Will Vegas See the Death of Tipping Culture?


Restaurants in New York are eliminating tipping?! Will this blasphemy ever come to Las Vegas?

Although some New York restaurants previously experimented with tip-free dining, Danny Meyer recently announced that his Union Square Hospitality Group — featuring fine dining spots like Gramercy Tavern, will eliminate tipping and significantly raise menu prices come November. It is unclear if this will spread to Meyer’s Shake Shack chain, which has a Vegas outpost at New York-New York.

Meyer counterintuitively claims that eliminating tipping will lead to better service thanks to higher wages. For some, perhaps. Others will likely earn less, and those top tip earners (and, we can assume, the best at guest service) will likely abandon their posts rather than suffer a pay cut under the new tip-free system. Even if Meyer’s approach takes hold in the ever-shrinking “fine dining” genre, in order for service to improve, eliminating tipping must be accompanied by a new restaurant culture in which management holds employees accountable and rewards them based on performance, rather than leaving that to the customer.

A critical yet hardly discussed factor in Meyer’s plan has to do with geography. New York state has long permitted restaurateurs to apply a “tip credit” to their minimum wage obligations. Today, that tip credit is $3.75 per hour. After December 31, the hourly wage credit shrinks to $1.50 while New York’s minimum wage increases to $9. In one swoop, New York restaurants will pay $5200 more per year for each full time employee. Conveniently, Meyer will raise prices and eliminate tipping just a few short weeks before all this happens.
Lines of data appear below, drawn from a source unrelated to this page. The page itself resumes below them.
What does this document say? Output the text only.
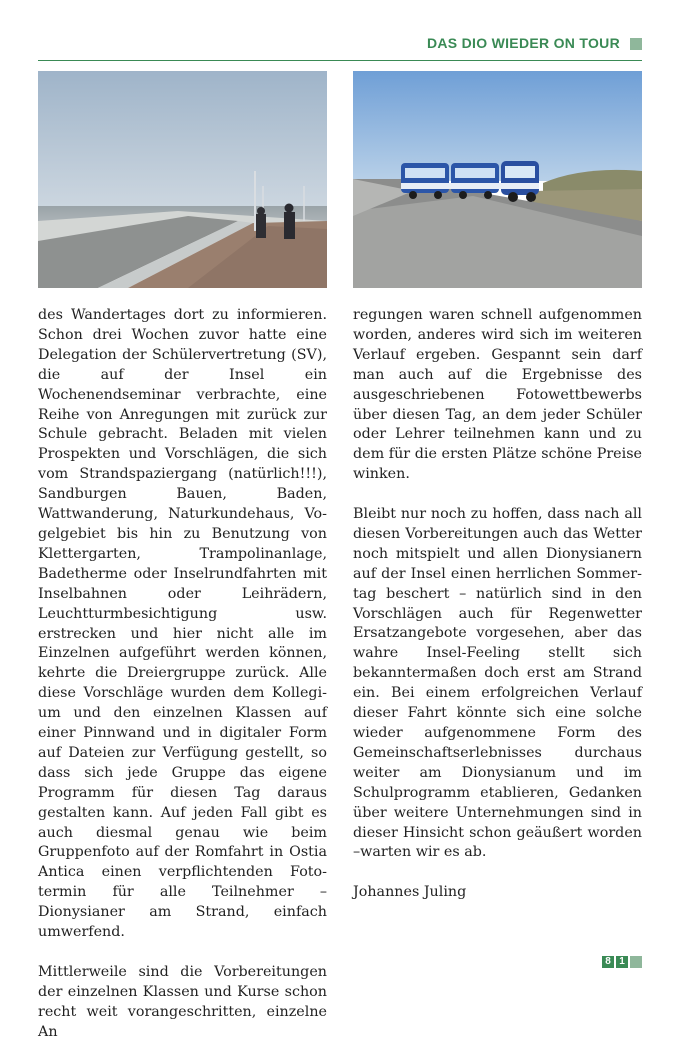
DAS DIO WIEDER ON TOUR

des Wandertages dort zu informieren. Schon drei Wochen zuvor hatte eine Delegation der Schülervertretung (SV), die auf der Insel ein Wochenendseminar verbrachte, eine Reihe von Anregungen mit zurück zur Schule gebracht. Beladen mit vielen Prospekten und Vorschlägen, die sich vom Strandspaziergang (natürlich!!!), Sandburgen Bauen, Baden, Wattwanderung, Naturkundehaus, Vogelgebiet bis hin zu Benutzung von Klettergarten, Trampolinanlage, Badetherme oder Inselrundfahrten mit Inselbahnen oder Leihrädern, Leuchtturmbesichtigung usw. erstrecken und hier nicht alle im Einzelnen aufgeführt werden können, kehrte die Dreiergruppe zurück. Alle diese Vorschläge wurden dem Kollegium und den einzelnen Klassen auf einer Pinnwand und in digitaler Form auf Dateien zur Verfügung gestellt, so dass sich jede Gruppe das eigene Programm für diesen Tag daraus gestalten kann. Auf jeden Fall gibt es auch diesmal genau wie beim Gruppenfoto auf der Romfahrt in Ostia Antica einen verpflichtenden Fototermin für alle Teilnehmer – Dionysianer am Strand, einfach umwerfend.

Mittlerweile sind die Vorbereitungen der einzelnen Klassen und Kurse schon recht weit vorangeschritten, einzelne An

regungen waren schnell aufgenommen worden, anderes wird sich im weiteren Verlauf ergeben. Gespannt sein darf man auch auf die Ergebnisse des ausgeschriebenen Fotowettbewerbs über diesen Tag, an dem jeder Schüler oder Lehrer teilnehmen kann und zu dem für die ersten Plätze schöne Preise winken.

Bleibt nur noch zu hoffen, dass nach all diesen Vorbereitungen auch das Wetter noch mitspielt und allen Dionysianern auf der Insel einen herrlichen Sommertag beschert – natürlich sind in den Vorschlägen auch für Regenwetter Ersatzangebote vorgesehen, aber das wahre Insel-Feeling stellt sich bekanntermaßen doch erst am Strand ein. Bei einem erfolgreichen Verlauf dieser Fahrt könnte sich eine solche wieder aufgenommene Form des Gemeinschaftserlebnisses durchaus weiter am Dionysianum und im Schulprogramm etablieren, Gedanken über weitere Unternehmungen sind in dieser Hinsicht schon geäußert worden –warten wir es ab.

Johannes Juling

8 1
As for the tip disappearing in Las Vegas, I doubt it. Not only are our state laws different (Nevada employers do not get a tip credit toward minimum wage), but our culture is different, and not just in restaurants. As I’ve written before, cash is the great equalizer is Las Vegas, the method by which anyone can command the moment as in no other city. We also have the Culinary Union which, at least in regards to resort employment, is the mechanism through which most service industry wages are negotiated. I’m guessing their members would be none too thrilled with a tip-free service environment, and I wonder how long New York servers will put up with one.